1.3. Bij beroepschrift van 25 mei 2007 heeft eiser tegen de hiervoor genoemde beschikking beroep ingesteld.
1.4. Verweerder heeft de op de zaak betrekking hebbende stukken aan de rechtbank toegezonden. De griffier heeft de van verweerder ontvangen stukken aan eiser toegezonden en hem in de gelegenheid gesteld om nadere gegevens te verstrekken.
Verweerder heeft een verweerschrift ingediend.

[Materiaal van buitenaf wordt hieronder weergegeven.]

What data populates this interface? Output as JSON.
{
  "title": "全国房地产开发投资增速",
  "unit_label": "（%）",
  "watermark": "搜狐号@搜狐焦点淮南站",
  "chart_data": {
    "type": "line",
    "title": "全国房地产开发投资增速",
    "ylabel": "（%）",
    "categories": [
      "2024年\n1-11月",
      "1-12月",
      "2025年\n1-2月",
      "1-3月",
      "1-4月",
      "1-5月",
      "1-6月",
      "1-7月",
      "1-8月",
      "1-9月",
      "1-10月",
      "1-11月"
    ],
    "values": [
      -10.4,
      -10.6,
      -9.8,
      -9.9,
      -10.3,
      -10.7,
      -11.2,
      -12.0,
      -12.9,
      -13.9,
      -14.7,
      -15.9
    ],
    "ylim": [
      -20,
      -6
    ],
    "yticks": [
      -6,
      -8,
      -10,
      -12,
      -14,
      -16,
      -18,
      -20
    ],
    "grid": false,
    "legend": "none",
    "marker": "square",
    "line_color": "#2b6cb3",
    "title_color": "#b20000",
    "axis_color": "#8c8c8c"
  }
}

1.5. Het beroep is behandeld ter openbare zitting van de rechtbank van 11 september 2007. Eiser is aldaar in persoon verschenen, bijgestaan door zijn gemachtigde. Verweerder heeft zich doen vertegenwoordigen.
2. Rechtsoverwegingen
Feiten en standpunten van partijen
2.1. Eiser heeft , samengevat, het volgende aan zijn asielrelaas ten grondslag gelegd. Eiser is afkomstig uit [woonplaats] in Sierra Leone en behoort tot de bevolkingsgroep der Fulla. In januari 1999 is het dorp van eiser overvallen door rebellen. Eiser en zijn ouders zijn, samen met veel dorpsgenoten, gevlucht. Tijdens deze vlucht is de vader van eiser doodgeschoten en is eiser zijn moeder kwijtgeraakt. Later is eiser een vriend tegengekomen. Deze kende een boer in het dorp [plaats]. De boer bood de jongens onderdak. Eiser is op de boerderij gebleven totdat een vriend van zijn vader de boerderij bezocht en eiser meenam naar Conakry. Van daaruit heeft deze vriend ervoor gezorgd dat eiser naar Nederland kon reizen.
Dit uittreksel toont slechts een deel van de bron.